Heart failure with preserved ejection fraction (HFpEF) is frequently complicated by atrial fibrillation (AF), yet the mechanisms underlying AF vulnerability prior to or independent of extensive structural remodeling remain incompletely understood. In this study, we investigated atrial electrophysiological remodeling in a murine HFpEF model induced by combined high-fat diet and L-NAME administration. The model reproduced key HFpEF features, including obesity, hypertension, preserved systolic function, diastolic dysfunction, and impaired exercise capacity. Transesophageal atrial pacing revealed a marked increase in AF inducibility in HFpEF mice.

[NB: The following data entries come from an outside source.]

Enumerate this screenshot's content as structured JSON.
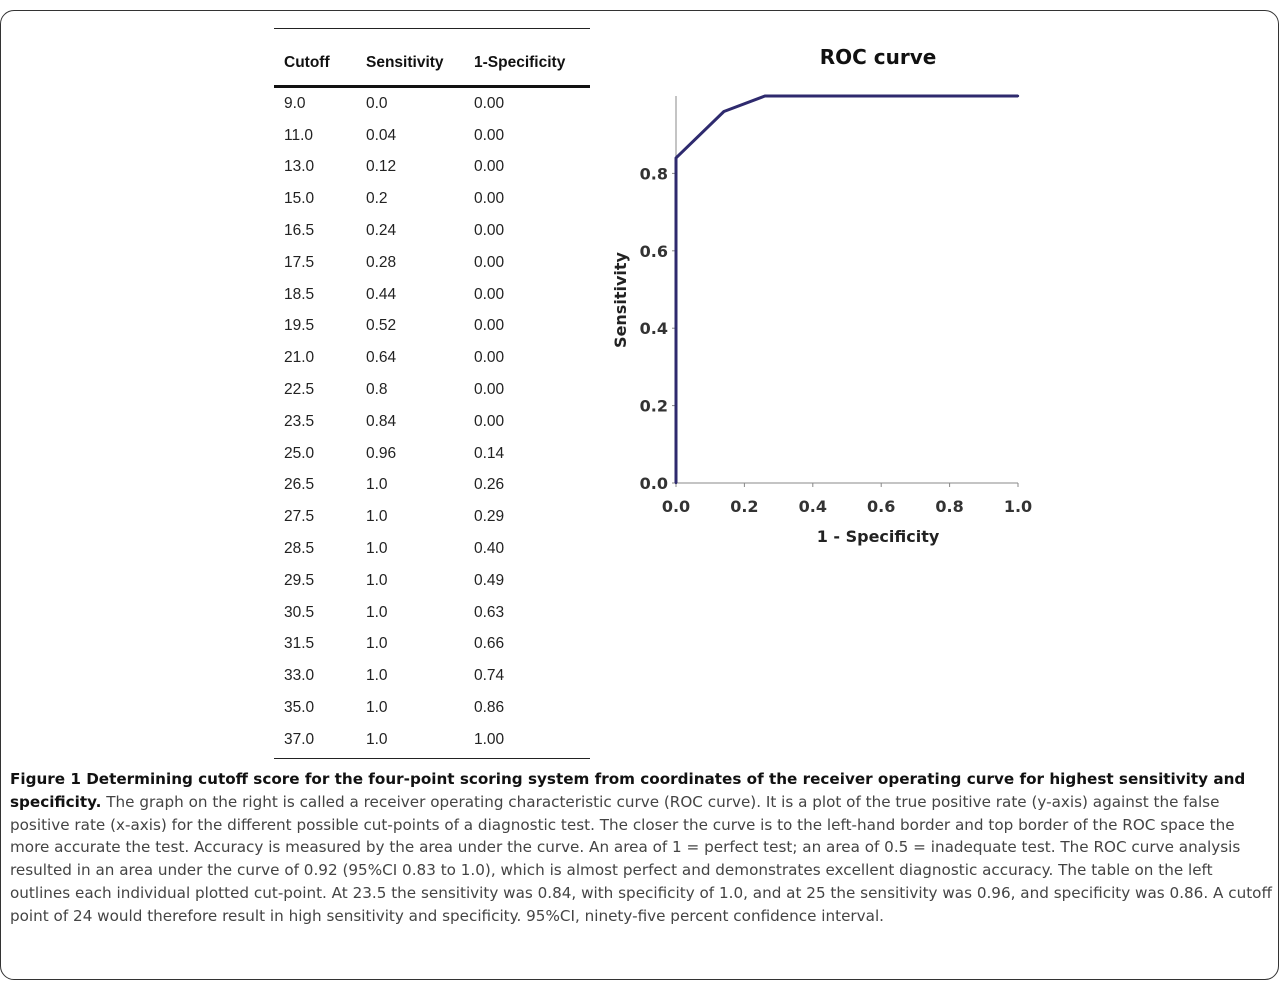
{
  "table": {
    "headers": [
      "Cutoff",
      "Sensitivity",
      "1-Specificity"
    ],
    "rows": [
      [
        "9.0",
        "0.0",
        "0.00"
      ],
      [
        "11.0",
        "0.04",
        "0.00"
      ],
      [
        "13.0",
        "0.12",
        "0.00"
      ],
      [
        "15.0",
        "0.2",
        "0.00"
      ],
      [
        "16.5",
        "0.24",
        "0.00"
      ],
      [
        "17.5",
        "0.28",
        "0.00"
      ],
      [
        "18.5",
        "0.44",
        "0.00"
      ],
      [
        "19.5",
        "0.52",
        "0.00"
      ],
      [
        "21.0",
        "0.64",
        "0.00"
      ],
      [
        "22.5",
        "0.8",
        "0.00"
      ],
      [
        "23.5",
        "0.84",
        "0.00"
      ],
      [
        "25.0",
        "0.96",
        "0.14"
      ],
      [
        "26.5",
        "1.0",
        "0.26"
      ],
      [
        "27.5",
        "1.0",
        "0.29"
      ],
      [
        "28.5",
        "1.0",
        "0.40"
      ],
      [
        "29.5",
        "1.0",
        "0.49"
      ],
      [
        "30.5",
        "1.0",
        "0.63"
      ],
      [
        "31.5",
        "1.0",
        "0.66"
      ],
      [
        "33.0",
        "1.0",
        "0.74"
      ],
      [
        "35.0",
        "1.0",
        "0.86"
      ],
      [
        "37.0",
        "1.0",
        "1.00"
      ]
    ]
  },
  "chart_data": {
    "type": "line",
    "title": "ROC curve",
    "xlabel": "1 - Specificity",
    "ylabel": "Sensitivity",
    "xlim": [
      0,
      1
    ],
    "ylim": [
      0,
      1
    ],
    "x_ticks": [
      "0.0",
      "0.2",
      "0.4",
      "0.6",
      "0.8",
      "1.0"
    ],
    "y_ticks": [
      "0.0",
      "0.2",
      "0.4",
      "0.6",
      "0.8"
    ],
    "grid": false,
    "line_color": "#2e2a6e",
    "series": [
      {
        "x": [
          0.0,
          0.0,
          0.0,
          0.0,
          0.0,
          0.0,
          0.0,
          0.0,
          0.0,
          0.0,
          0.0,
          0.14,
          0.26,
          0.29,
          0.4,
          0.49,
          0.63,
          0.66,
          0.74,
          0.86,
          1.0
        ],
        "y": [
          0.0,
          0.04,
          0.12,
          0.2,
          0.24,
          0.28,
          0.44,
          0.52,
          0.64,
          0.8,
          0.84,
          0.96,
          1.0,
          1.0,
          1.0,
          1.0,
          1.0,
          1.0,
          1.0,
          1.0,
          1.0
        ]
      }
    ]
  },
  "caption": {
    "lead": "Figure 1 Determining cutoff score for the four-point scoring system from coordinates of the receiver operating curve for highest sensitivity and specificity.",
    "body": " The graph on the right is called a receiver operating characteristic curve (ROC curve). It is a plot of the true positive rate (y-axis) against the false positive rate (x-axis) for the different possible cut-points of a diagnostic test. The closer the curve is to the left-hand border and top border of the ROC space the more accurate the test. Accuracy is measured by the area under the curve. An area of 1 = perfect test; an area of 0.5 = inadequate test. The ROC curve analysis resulted in an area under the curve of 0.92 (95%CI 0.83 to 1.0), which is almost perfect and demonstrates excellent diagnostic accuracy. The table on the left outlines each individual plotted cut-point. At 23.5 the sensitivity was 0.84, with specificity of 1.0, and at 25 the sensitivity was 0.96, and specificity was 0.86. A cutoff point of 24 would therefore result in high sensitivity and specificity. 95%CI, ninety-five percent confidence interval."
  }
}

Ex vivo optical mapping demonstrated prolonged action potential duration, global conduction slowing, and increased conduction heterogeneity in the left atrium. Notably, atrial fibrosis, inflammation, and atrial enlargement were absent. Instead, both gene and protein expression analyses showed a selective downregulation of connexin 40 (Cx40), while connexin 43 expression was preserved. Immunohistochemistry confirmed reduced expression and altered localization of Cx40 in atrial myocardium. These findings indicate that Cx40 downregulation and gap junction dysfunction precede structural remodeling and constitute a primary electrophysiological AF substrate. Our results highlight impaired atrial conduction as a primary mechanism of AF vulnerability in this metabolic HFpEF model and provide new insights into the pathogenesis of HFpEF-associated AF that may inform future preventive strategies.